SirsiDynix booth at ALA 2015 Annual Conference and Exhibition

Marshall Breeding writes: “The exhibit hall at the 2015 ALA Annual Conference offered an almost complete representation of the technology products and services available to libraries in North America. For technology providers, the conference is an opportunity to showcase products to more than 20,000 attendees. Those considering resource management systems, discovery services, ebook lending services, or digitizing equipment can get a firsthand glimpse of the available options.” Read AL’s wrap-up of Annual Conference events, “Pride and Diversity at Annual 2015.”...

American Libraries features, July 22–23

Hinchliffe, Laughlin seek 2017–2018 ALA presidency

Lisa Janicke Hinchliffe (left) and Sara Gaar Laughlin

Lisa Janicke Hinchliffe (left), professor and coordinator for information literacy services and instruction at the University of Illinois at Urbana-Champaign, and Sara Gaar Laughlin, retired director of the Monroe County (Ind.) Public Library in Bloomington, are the candidates for the 2017–2018 ALA presidency. Hinchliffe has been an ALA member since 1993 and served as the 2010–2011 president of ACRL. An ALA member since 1980, Laughlin served as the 2013–2014 president of ASCLA and was a member of ALA Council in 1991–1995. A slate of 60 candidates for ALA Council has been drawn up....

Office of ALA Governance, July 22–23

School librarian shields friend from Lafayette shooter

Jena Meaux, Jeanerette High School librarian

A Louisiana school librarian was able to jump in front of her best friend, a teacher, and shield her from a hail of bullets as an unhinged gunman opened fire on a packed movie theater in Lafayette, Louisiana, on July 23. Both Jena Meaux (right), a teacher-librarian at Jeanerette (La.) High School for 21 years, and Ali Martin, an English teacher at the school, were shot in the leg, but Martin was able to drag her way to a fire alarm and pull it. Meaux’s son said his mother was recovering from her wound....

New York Daily News, July 24; Lafayette (La.) Daily Advertiser, July 24

Employee held in French National Library theft

The engravings and maps were stolen from the Richelieu-Louvois branch of the French National Library

The French police have detained a low-level employee of the Bibliothèque nationale de France in connection with the disappearance of a collection of 43 engravings by 16th-century artists valued at up to $4.4 million. It was the second theft uncovered at the library this year. Earlier this summer, the library told the police that about twenty 300-year-old maps had vanished from its Richelieu-Louvois branch....

New York Times, July 22; Metro International (Paris), July 23

Qur’an manuscript in Birmingham may be the oldest

University of Birmingham Qur’an

A Qur’an manuscript held by the University of Birmingham in the UK has been placed among the oldest in the world thanks to modern scientific methods.

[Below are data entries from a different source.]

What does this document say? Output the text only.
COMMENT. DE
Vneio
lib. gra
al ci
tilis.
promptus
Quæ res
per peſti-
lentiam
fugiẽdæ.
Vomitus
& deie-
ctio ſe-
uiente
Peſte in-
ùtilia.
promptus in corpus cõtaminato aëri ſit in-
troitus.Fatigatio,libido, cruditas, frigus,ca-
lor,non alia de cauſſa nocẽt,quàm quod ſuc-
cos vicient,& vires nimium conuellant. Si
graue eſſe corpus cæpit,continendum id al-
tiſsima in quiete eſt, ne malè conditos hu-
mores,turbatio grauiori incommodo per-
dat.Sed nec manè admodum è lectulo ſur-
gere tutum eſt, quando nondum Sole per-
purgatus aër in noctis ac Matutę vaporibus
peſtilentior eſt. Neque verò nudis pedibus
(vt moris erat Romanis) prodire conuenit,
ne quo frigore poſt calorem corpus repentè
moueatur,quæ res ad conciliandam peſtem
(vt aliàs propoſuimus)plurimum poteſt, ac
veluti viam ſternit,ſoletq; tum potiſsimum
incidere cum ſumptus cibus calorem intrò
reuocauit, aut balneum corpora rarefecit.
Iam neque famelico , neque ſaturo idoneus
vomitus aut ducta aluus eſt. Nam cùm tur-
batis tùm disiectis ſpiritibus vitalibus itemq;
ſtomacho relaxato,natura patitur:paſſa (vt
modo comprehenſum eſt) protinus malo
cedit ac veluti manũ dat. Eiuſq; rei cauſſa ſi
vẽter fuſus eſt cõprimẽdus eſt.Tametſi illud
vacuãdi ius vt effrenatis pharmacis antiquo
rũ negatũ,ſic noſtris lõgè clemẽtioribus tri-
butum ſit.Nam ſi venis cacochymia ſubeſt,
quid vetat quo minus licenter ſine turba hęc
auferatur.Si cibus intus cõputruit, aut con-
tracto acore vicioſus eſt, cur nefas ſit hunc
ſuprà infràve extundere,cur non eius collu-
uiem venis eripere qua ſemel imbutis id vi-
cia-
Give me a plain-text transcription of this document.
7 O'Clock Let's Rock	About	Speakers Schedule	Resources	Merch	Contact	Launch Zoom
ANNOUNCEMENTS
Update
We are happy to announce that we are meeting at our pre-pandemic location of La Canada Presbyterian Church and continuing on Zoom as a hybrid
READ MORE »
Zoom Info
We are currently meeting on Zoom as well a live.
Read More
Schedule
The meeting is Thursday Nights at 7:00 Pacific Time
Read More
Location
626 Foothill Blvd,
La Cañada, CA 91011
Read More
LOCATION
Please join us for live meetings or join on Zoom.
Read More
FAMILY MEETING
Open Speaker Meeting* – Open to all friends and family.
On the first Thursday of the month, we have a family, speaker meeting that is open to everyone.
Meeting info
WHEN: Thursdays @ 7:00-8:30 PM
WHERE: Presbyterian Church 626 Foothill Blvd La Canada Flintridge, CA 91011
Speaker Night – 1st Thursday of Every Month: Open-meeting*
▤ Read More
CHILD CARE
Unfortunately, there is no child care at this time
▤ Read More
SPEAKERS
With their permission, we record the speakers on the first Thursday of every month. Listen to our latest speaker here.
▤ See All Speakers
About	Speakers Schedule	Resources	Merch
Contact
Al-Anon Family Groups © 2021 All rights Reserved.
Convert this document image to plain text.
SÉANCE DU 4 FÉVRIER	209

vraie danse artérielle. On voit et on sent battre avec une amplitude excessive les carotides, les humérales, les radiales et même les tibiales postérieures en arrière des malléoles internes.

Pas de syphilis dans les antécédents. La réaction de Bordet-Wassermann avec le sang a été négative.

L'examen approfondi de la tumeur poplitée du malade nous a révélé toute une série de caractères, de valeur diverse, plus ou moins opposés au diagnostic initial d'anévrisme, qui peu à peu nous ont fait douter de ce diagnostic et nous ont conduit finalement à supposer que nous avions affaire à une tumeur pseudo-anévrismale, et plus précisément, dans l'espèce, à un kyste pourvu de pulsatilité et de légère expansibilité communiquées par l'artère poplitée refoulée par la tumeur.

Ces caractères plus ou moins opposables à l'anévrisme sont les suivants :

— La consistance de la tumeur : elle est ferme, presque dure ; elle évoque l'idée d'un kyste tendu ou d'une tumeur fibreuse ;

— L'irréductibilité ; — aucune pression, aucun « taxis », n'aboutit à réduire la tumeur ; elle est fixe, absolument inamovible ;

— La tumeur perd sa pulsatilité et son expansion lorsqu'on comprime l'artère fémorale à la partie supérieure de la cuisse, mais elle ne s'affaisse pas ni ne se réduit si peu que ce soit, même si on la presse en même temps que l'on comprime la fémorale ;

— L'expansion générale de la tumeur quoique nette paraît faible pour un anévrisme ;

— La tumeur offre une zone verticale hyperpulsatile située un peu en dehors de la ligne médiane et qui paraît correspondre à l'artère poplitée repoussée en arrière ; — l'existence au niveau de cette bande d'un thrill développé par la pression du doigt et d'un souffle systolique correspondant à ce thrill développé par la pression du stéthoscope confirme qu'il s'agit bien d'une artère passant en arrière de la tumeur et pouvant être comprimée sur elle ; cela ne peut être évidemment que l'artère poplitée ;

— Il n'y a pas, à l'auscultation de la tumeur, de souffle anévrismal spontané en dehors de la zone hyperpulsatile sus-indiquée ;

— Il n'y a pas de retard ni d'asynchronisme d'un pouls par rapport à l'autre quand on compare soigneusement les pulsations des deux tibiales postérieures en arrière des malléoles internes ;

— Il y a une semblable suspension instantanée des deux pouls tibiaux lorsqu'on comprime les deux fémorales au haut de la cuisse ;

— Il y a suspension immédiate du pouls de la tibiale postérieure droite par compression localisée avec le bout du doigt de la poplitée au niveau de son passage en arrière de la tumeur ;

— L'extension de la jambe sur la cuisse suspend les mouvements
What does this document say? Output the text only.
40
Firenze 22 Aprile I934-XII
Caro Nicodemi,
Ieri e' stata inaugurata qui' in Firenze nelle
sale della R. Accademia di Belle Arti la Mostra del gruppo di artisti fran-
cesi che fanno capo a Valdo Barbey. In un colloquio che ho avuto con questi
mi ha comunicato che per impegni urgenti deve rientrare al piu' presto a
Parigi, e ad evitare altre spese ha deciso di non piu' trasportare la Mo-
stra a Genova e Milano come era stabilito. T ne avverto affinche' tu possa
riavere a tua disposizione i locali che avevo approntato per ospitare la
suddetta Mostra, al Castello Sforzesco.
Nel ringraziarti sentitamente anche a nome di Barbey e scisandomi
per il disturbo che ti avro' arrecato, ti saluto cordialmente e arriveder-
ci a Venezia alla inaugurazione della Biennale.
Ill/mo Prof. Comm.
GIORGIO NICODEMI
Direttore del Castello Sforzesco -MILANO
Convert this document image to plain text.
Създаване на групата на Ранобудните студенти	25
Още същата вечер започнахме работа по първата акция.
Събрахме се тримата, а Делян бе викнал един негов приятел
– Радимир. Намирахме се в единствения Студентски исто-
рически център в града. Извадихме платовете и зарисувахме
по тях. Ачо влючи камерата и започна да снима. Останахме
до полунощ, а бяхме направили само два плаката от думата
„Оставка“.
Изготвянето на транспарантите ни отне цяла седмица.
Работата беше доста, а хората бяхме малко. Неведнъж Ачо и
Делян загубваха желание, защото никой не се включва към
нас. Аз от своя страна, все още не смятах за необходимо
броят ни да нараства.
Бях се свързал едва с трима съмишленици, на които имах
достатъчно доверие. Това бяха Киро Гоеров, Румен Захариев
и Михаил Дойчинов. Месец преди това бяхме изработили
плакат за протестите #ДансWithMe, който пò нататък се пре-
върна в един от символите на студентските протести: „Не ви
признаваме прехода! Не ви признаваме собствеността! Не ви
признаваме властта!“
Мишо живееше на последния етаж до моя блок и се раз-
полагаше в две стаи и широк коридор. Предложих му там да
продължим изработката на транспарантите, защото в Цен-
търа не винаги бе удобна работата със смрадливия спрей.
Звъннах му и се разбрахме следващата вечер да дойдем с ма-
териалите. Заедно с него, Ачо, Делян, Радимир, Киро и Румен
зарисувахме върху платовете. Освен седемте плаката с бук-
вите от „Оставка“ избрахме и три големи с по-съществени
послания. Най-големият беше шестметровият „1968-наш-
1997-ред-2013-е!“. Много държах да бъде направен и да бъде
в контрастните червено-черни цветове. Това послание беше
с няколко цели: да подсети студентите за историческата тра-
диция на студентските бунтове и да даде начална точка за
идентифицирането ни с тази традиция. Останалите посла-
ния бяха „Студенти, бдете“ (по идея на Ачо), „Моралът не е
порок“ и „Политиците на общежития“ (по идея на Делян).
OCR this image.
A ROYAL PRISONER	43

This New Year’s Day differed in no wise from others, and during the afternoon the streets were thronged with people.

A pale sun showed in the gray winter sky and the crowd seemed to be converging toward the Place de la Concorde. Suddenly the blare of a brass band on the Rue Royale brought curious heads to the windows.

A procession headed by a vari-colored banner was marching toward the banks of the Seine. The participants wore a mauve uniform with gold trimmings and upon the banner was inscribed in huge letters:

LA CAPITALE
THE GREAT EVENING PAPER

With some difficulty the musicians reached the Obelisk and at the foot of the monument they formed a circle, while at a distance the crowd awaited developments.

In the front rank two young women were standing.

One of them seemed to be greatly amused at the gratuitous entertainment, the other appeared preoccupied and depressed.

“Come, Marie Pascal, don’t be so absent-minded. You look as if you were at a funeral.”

Radiocarbon analysis has dated the parchment on which the text is written to the period between 568 AD and 645 AD with 95.4% accuracy. The test was carried out in a laboratory at the University of Oxford. The result places the leaves close to the time of the Prophet Muhammad, who is generally thought to have lived between 570 AD and 632 AD....

University of Birmingham, July 22

Audrey Geisel donates $3 million to renovate UCSD library

UCSD Geisel Library, with Dr. Seuss / Cat in the Hat statue in foreground

San Diego philanthropist Audrey Geisel has donated $3 million toward the renovation of UC San Diego’s Geisel Library, named after her and her late husband, Theodor “Dr. Seuss” Geisel. The renovation initiative will include a reconfigured lobby entrance, a significant upgrade to the existing Learning Commons, a new Research Commons, a cafe and lounge, new technologies, and significant enhancements to furniture, carpeting, and finishes....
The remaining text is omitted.